Viele denken: Einen Schlaganfall bekommen doch nur alte
Menschen.
Doch das ist falsch, denn fünf bis zehn Prozent aller Schlaganfälle
in Deutschland
erleiden Menschen unter 50 Jahren! Jeden und jede kann es treffen.
Die 30-jährige Krankenschwester genauso wie den 41 Jahre alten
Priester.
Jüngere Schlaganfallbetroffene stehen vor besonderen Problemen: Sie
passen nicht in
das Bild einer stets leistungsfähigen Generation und werden oft
stigmatisiert von der Gesellschaft, aber auch von Ärzten und
Pflegekräften. Ein Schlaganfall reißt Betroffene
von einer Sekunde auf die andere aus ihrem bisherigen Leben. Nach
der Akut- und Reha-Phase muss ein ganz neues Leben aufgebaut
werden. Es stellen sich essentielle Fragen, wie: Wie geht es
finanziell weiter? Kann ich wieder arbeiten? Hält die Partnerschaft
den
Belastungen stand?
Solche und weitere Fragen beantworten 17 Betroffene und deren
Angehörige in diesem Buch. Offen und ehrlich berichten sie von
ihrer Krankheit und darüber, was sie inden Kliniken erlebt haben.

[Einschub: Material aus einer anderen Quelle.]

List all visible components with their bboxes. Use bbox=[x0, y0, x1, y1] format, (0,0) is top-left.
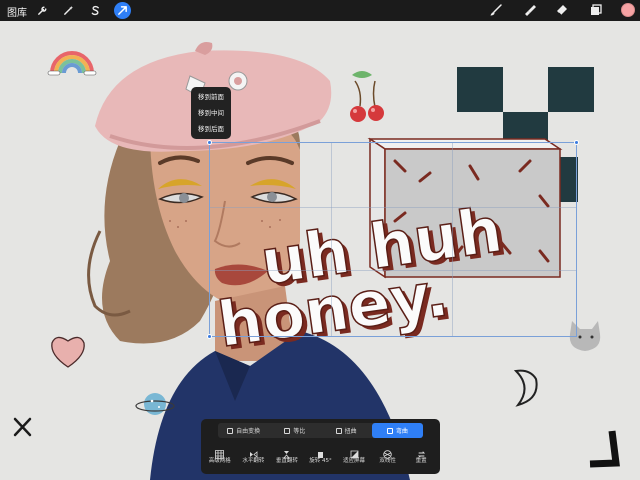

Sie schildern ihre Gefühle und das, was die Erkrankung aus
ihnen
und ihren Familien gemacht hat. Dabei geht es nicht nur um die
Tiefen, sondern auch um die Höhen. Welche Chancen bietet so eine
Erkrankung? Ist alles nur negativ oder zeigt der Schlaganfall
vielleicht sogar einen neuen Lebensweg auf?
Ärzte, Pflegekräfte und Angehörige finden in diesem Buch einer
Schlaganfall-Selbsthilfegruppe für jüngere Betroffene wertvolle
Hinweise über den richtigen Umgang mit den Erkrankten. Und diesen
zeigt es: Aufzugeben wäre der falsche Weg!